Сам он заснул скоро, а Лиза, отодвинувшись к самой стенке, смотрела на лицо с приоткрытым ртом – лицо много повидавшего пятидесятилетнего мужчины, уже не очень здорового, склонного и к выпивке, и к обжорству. Если он и был смолоду хорош собой, то теперь преждевременно сделался по-стариковски зауряден. Лиза хмурилась – уж который раз она не получила того, что было ей необходимо.

– Ничего, голубчик, ничего… – прошептала она. – Дай срок…

Выбравшись из постели, Лиза на ощупь подошла к двери гардеробной. Там обыкновенно спала девка, чтобы при первом зове поспешить в спальню. Ее войлочный тюфячок лежал у самой стены. Лиза от домоправительницы Настасьи Ивановны знала, кто из сенных девок дрыхнет без задних ног, тех на дежурство в гардеробной и велела ставить.

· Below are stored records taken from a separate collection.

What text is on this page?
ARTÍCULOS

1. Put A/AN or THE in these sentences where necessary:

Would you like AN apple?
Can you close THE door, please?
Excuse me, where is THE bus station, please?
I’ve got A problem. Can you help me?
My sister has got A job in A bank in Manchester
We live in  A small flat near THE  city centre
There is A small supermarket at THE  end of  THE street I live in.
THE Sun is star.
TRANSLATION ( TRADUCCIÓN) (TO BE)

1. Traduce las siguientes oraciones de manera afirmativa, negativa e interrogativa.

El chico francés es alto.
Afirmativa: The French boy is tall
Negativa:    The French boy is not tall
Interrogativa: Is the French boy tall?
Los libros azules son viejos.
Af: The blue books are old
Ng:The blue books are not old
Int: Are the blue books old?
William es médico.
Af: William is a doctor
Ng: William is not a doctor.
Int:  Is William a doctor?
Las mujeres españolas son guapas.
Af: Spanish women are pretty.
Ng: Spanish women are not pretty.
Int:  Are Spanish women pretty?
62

Незачем им при каждом шорохе просыпаться и подслушивать, а коли понадобится – у кровати на столике, возле подсвечника стоит колокольчик – да и не просто колокольчик, а целая судовая рында – мертвого из гроба подымет.

Не первый раз в потемках через гардеробную было хожено – Лиза проскочила быстро и бесшумно.

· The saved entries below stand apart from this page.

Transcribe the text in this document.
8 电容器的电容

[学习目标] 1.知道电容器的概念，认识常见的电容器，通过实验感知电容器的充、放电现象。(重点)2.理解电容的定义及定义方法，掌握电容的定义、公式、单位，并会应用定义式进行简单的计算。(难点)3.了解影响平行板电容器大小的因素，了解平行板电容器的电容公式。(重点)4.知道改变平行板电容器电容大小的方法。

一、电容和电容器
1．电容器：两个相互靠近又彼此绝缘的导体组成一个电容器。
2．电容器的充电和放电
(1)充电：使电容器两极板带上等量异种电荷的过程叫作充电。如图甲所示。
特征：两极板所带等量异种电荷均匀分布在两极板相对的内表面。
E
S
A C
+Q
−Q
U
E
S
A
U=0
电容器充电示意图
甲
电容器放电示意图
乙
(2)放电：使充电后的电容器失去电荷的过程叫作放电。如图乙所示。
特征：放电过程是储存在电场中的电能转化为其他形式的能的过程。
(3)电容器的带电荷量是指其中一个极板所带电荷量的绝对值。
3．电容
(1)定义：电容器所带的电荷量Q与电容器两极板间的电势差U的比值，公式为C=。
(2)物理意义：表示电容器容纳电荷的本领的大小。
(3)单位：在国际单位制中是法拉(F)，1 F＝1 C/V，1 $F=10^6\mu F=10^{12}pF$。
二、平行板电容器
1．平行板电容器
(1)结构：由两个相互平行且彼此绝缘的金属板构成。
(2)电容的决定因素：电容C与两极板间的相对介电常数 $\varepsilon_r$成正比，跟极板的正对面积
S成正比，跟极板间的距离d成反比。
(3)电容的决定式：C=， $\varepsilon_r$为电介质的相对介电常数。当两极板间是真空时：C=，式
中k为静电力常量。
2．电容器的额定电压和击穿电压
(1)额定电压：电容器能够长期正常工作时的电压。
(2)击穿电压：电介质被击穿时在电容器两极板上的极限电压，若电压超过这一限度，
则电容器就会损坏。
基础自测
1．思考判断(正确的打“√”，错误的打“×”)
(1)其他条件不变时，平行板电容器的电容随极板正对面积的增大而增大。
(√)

Самое неприятное, что ей предстояло, – перебежать через двор. Зимней ночью, в одном шлафроке и комнатных туфлях на босу ногу, в батистовом чепчике – это было опасно, не свалиться бы наутро в жару. Лиза постояла на поварне у остывающей печи, словно набирая впрок тепла, отодвинула засов на двери, выскочила и понеслась по расчищенной дорожке.

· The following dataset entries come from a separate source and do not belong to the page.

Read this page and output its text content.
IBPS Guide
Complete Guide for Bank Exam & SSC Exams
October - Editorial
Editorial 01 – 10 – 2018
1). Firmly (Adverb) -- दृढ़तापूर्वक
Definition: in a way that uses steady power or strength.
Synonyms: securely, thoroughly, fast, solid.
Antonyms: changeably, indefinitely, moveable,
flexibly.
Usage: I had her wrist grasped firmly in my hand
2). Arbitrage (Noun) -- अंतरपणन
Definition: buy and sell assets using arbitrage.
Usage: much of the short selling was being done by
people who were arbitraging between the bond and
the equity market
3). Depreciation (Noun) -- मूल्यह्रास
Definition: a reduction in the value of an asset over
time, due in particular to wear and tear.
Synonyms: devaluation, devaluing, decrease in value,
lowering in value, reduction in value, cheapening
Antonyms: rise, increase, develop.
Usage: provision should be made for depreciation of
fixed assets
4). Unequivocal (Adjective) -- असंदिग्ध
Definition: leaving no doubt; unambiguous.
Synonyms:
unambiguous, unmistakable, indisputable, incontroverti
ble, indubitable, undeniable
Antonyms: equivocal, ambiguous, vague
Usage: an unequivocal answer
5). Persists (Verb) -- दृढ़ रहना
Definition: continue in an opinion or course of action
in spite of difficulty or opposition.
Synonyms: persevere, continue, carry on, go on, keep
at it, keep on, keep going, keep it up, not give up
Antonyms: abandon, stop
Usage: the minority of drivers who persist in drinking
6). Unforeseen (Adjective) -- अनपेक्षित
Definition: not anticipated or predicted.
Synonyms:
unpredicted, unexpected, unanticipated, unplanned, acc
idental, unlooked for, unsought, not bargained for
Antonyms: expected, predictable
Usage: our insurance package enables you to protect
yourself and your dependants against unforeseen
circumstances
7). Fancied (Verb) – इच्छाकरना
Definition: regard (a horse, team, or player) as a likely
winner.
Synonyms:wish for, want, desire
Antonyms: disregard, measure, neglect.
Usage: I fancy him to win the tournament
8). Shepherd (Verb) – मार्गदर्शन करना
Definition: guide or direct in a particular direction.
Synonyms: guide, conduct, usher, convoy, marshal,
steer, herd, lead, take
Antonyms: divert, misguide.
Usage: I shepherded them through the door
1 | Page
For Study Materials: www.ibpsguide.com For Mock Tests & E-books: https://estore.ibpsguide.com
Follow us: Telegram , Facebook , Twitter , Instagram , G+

Конюхи жили во флигеле. Николенька лошадей любил и холил, выписал для них англичанина берейтора, тот приехал с помощником, а для черной работы имелись свои люди – вчетвером справлялись.

Кучер Фролка был балованный – его наряжали, посылали ему угощенье с барского стола, поселили в отдельной комнатушке. Один был запрет – жениться, оговоренный между ним и хозяйкой втихомолку. К нему-то Лиза и спешила.

Зная причуды барыни, он дверь не запирал. Как обыкновенно бывало, она ворвалась и сразу полезла под одеяло. Ни единого слова не сказала – да и какие слова, когда все ясно. И ласк не требовала – и без них была горяча.

Фролка, детина здоровенный, экипирован был знатно и силу имел великую – Лизе, пожалуй, так много и не требовалось. Ее раздражение после амурной возни с супругом кучер устранил без затруднений – и теперь она была совершенно довольна. Потом молча отдыхала – говорить тут было не о чем, да Фролка и побаивался: сморозишь чушь, рассердишь барыню, перестанет жаловать своей милостью.

Заговорил он, когда Лиза собралась уходить.

– Матушка-барыня, что тебе по снегу ножки морозить. Прикажи – в охапке до двери донесу.

– Донеси, – позволила она.

И когда ехала, обхватив Фролку за шею, тихонько засмеялась, что делала она редко. А потом запела.

Это была странная песня, кучеру неизвестная, однако не задавать же барыне вопросы.

– Лиха беда начало, лиха беда начало, – пела Лиза на мотив модной песенки. – Лиха беда начало.

Фролка поставил ее на крыльцо, она похлопала его по плечу, как верховую лошадь по шее после хорошей прогулки. И кучер, премного довольный, побежал обратно, а Лиза вошла в поварню и задвинула дверной засов.

Там опять постояла у печки, собралась с духом и пошла в спальню.